The Hearing Panel sustained all of the charges. Respondent engaged in conduct that adversely reflects on his fitness to practice law, in violation of DR 1-102 (A) (8), when he threatened Mazur with physical harm. Respondent engaged in conduct prejudicial to the administration of justice, in violation of DR 1-102 (A) (5), and engaged in dishonest conduct, in violation of DR 1-102 (A) (4), when he lied about the incident to the District Attorney’s office and made false statements to the Committee under oath. The Panel recommended a public censure rather than a suspension because respondent’s threats did not amount to criminal extortion, and also because Mazur recklessly exposed respondent’s company to liability by pirating the copyrighted logo and defaulting on the license fees. The Hearing Panel opined that though he reacted inappropriately, respondent was in a stressful and difficult position and had a right to be angry. Moreover, the testimony of three character witnesses indicated to the Hearing Panel that respondent’s misbehavior was an isolated aberration.

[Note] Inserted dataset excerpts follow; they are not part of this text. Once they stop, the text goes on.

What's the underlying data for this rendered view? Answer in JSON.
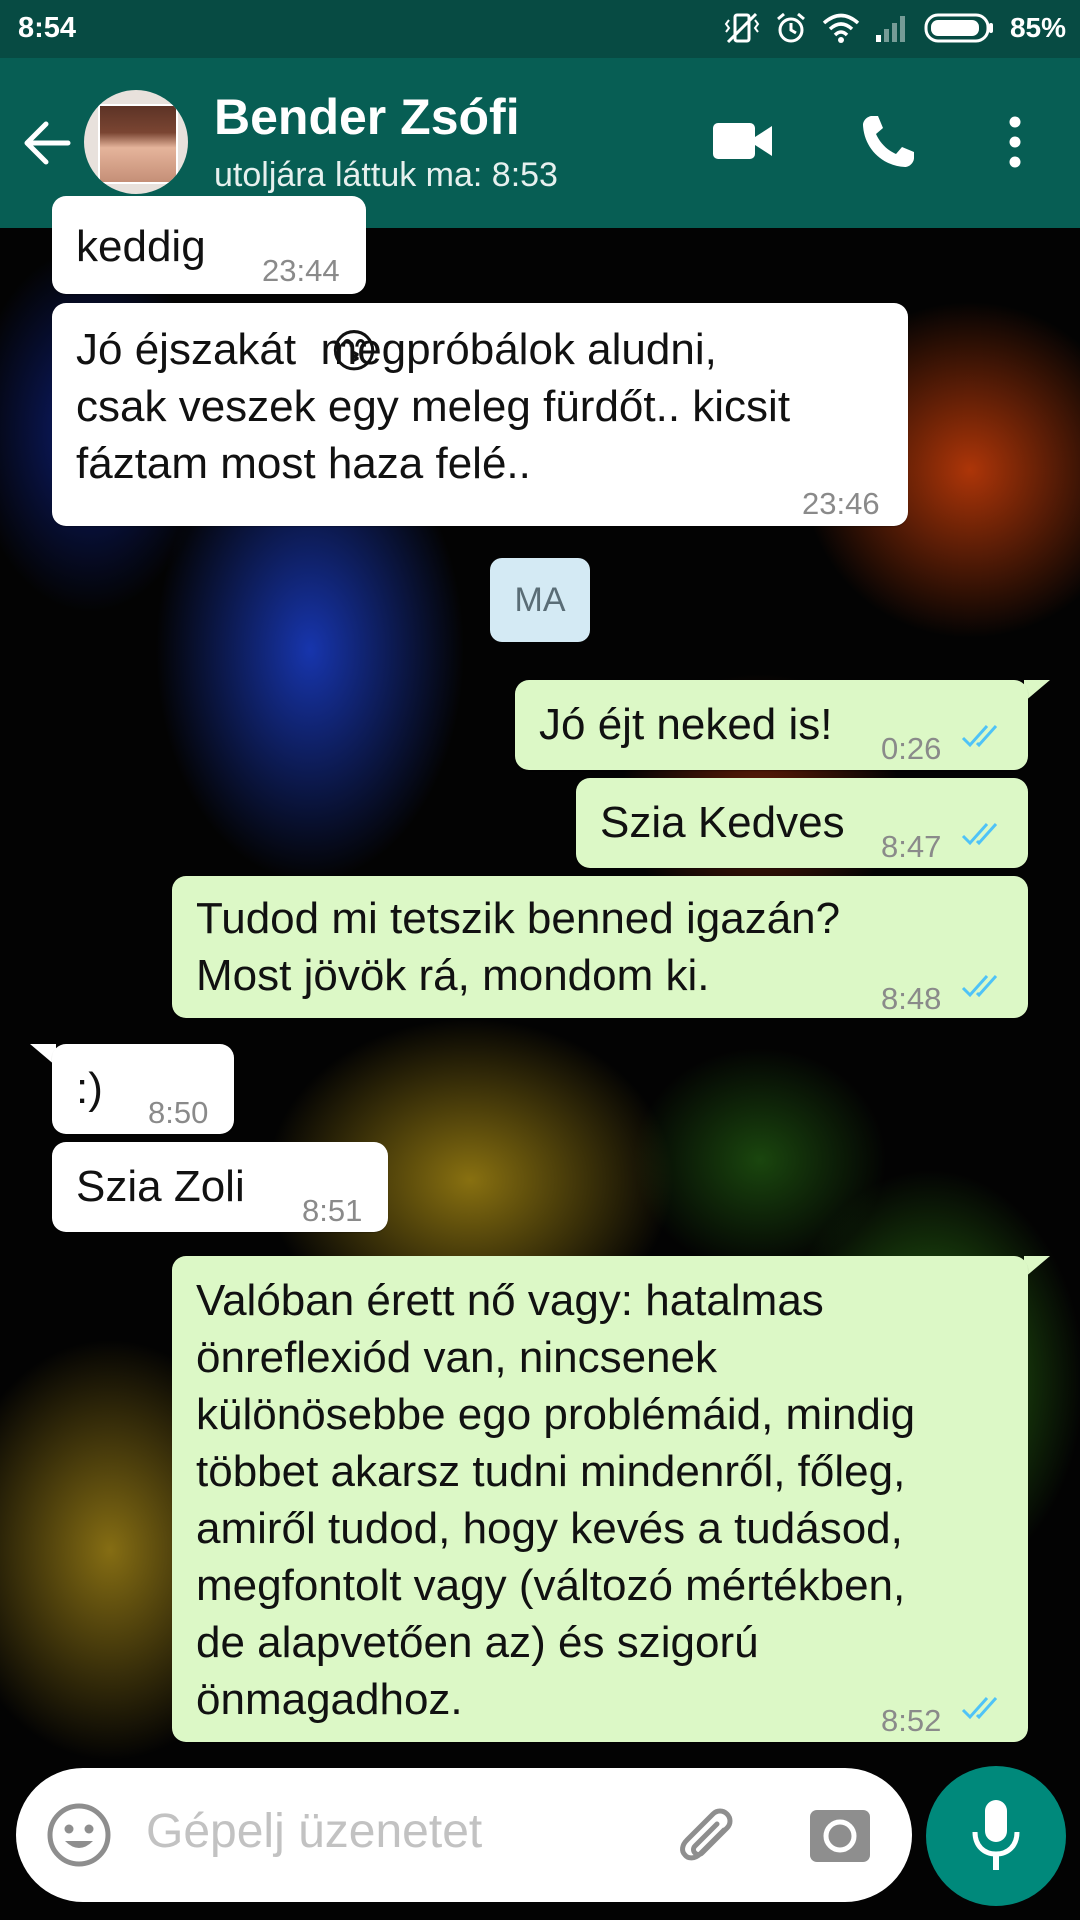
{
  "status_bar": {
    "time": "8:54",
    "battery": "85%"
  },
  "header": {
    "contact_name": "Bender Zsófi",
    "last_seen": "utoljára láttuk ma: 8:53",
    "icons": [
      "back-arrow-icon",
      "video-call-icon",
      "phone-icon",
      "more-options-icon"
    ]
  },
  "messages": [
    {
      "direction": "incoming",
      "text": "keddig",
      "time": "23:44"
    },
    {
      "direction": "incoming",
      "text": "Jó éjszakát 😙 megpróbálok aludni, csak veszek egy meleg fürdőt.. kicsit fáztam most haza felé..",
      "lines": [
        "Jó éjszakát  megpróbálok aludni,",
        "csak veszek egy meleg fürdőt.. kicsit",
        "fáztam most haza felé.."
      ],
      "emoji": "😙",
      "time": "23:46"
    },
    {
      "direction": "date",
      "text": "MA"
    },
    {
      "direction": "outgoing",
      "text": "Jó éjt neked is!",
      "time": "0:26",
      "status": "read"
    },
    {
      "direction": "outgoing",
      "text": "Szia Kedves",
      "time": "8:47",
      "status": "read"
    },
    {
      "direction": "outgoing",
      "text": "Tudod mi tetszik benned igazán? Most jövök rá, mondom ki.",
      "lines": [
        "Tudod mi tetszik benned igazán?",
        "Most jövök rá, mondom ki."
      ],
      "time": "8:48",
      "status": "read"
    },
    {
      "direction": "incoming",
      "text": ":)",
      "time": "8:50"
    },
    {
      "direction": "incoming",
      "text": "Szia Zoli",
      "time": "8:51"
    },
    {
      "direction": "outgoing",
      "text": "Valóban érett nő vagy: hatalmas önreflexiód van, nincsenek különösebbe ego problémáid, mindig többet akarsz tudni mindenről, főleg, amiről tudod, hogy kevés a tudásod, megfontolt vagy (változó mértékben, de alapvetően az) és szigorú önmagadhoz.",
      "lines": [
        "Valóban érett nő vagy: hatalmas",
        "önreflexiód van, nincsenek",
        "különösebbe ego problémáid, mindig",
        "többet akarsz tudni mindenről, főleg,",
        "amiről tudod, hogy kevés a tudásod,",
        "megfontolt vagy (változó mértékben,",
        "de alapvetően az) és szigorú",
        "önmagadhoz."
      ],
      "time": "8:52",
      "status": "read"
    }
  ],
  "composer": {
    "placeholder": "Gépelj üzenetet",
    "icons": [
      "emoji-icon",
      "attachment-icon",
      "camera-icon",
      "microphone-icon"
    ]
  },
  "colors": {
    "header": "#075e54",
    "status_bar": "#074b43",
    "outgoing_bubble": "#dcf8c6",
    "incoming_bubble": "#ffffff",
    "read_ticks": "#4fc3f7",
    "mic_button": "#00897b"
  }
}
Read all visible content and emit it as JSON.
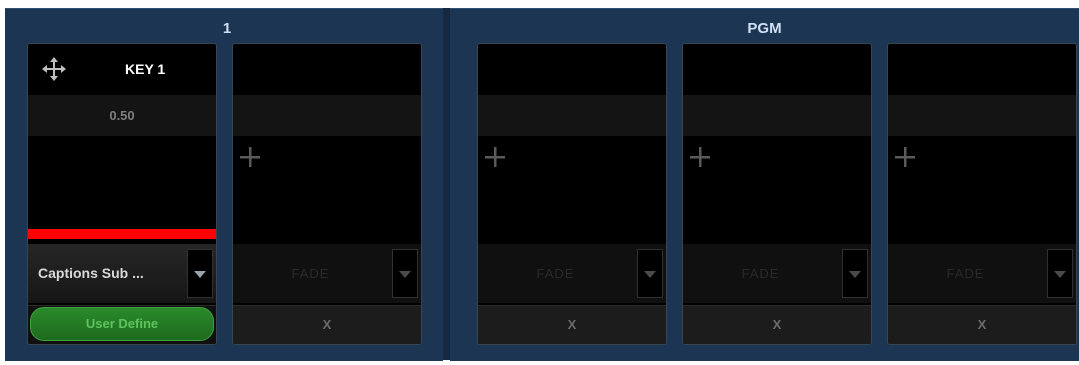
{
  "groups": [
    {
      "title": "1"
    },
    {
      "title": "PGM"
    }
  ],
  "slot1": {
    "key_label": "KEY 1",
    "value": "0.50",
    "source_select": "Captions Sub ...",
    "mode_button": "User Define",
    "indicator_color": "#ff0000",
    "accent_color": "#2a8a2a"
  },
  "empty_slots": {
    "transition": "FADE",
    "remove": "X"
  },
  "icons": {
    "move": "move-arrows-icon",
    "add": "plus-icon",
    "dropdown": "chevron-down-icon"
  }
}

By petition dated December 17, 1998, the Departmental Disciplinary Committee moves for an order, pursuant to 22 NYCRR 603.4 (d), confirming the Hearing Panel’s findings of fact and conclusions of law, and imposing such sanctions as justice may require. We agree with the Committee that a public censure is an insufficient punishment for respondent’s misdeeds.

This Court has previously suspended attorneys for making extortionate threats (Matter of Zer, 218 AD2d 41, 42 [suspended for conspiring to assault opposing counsel and force a settlement]; Matter of Yao, 250 AD2d 221 [suspended and then disbarred for blackmailing executive about sexual relationship]). While respondent’s misconduct is perhaps less extreme, and was motivated by justifiable anger at Mazur, an attorney such as respondent is expected to use reasonable legal means to enforce his rights, not violent threats.

His lack of candor with the ADA and the Committee is a serious aggravating factor. Even an isolated incident assumes larger proportions when it becomes the occasion for respondent to deceive the Committee. Respondent’s case resembles Matter of Glotzer (191 AD2d 112, 115), where we imposed a six-month suspension for forging a client’s signature on a stipulation and *109lying about it to the Committee. The attorney had an otherwise unblemished record. The same result should prevail in the instant case.

Accordingly, the Committee’s motion for an order confirming the Hearing Panel’s findings of fact and conclusions of law should be granted. The recommended sanction of public censure should be disaffirmed and respondent should be suspended from the practice of law for six months.

Sullivan, J. P., Rosenberger, Tom, Mazzarelli and Saxe, JJ., concur.

Petition granted to the extent of confirming the findings of fact and conclusions of law of the Hearing Panel, and denied as to the recommended sanction of public censure, and respondent suspended from the practice of law in the State of New York for a period of six months, effective April 15, 1999.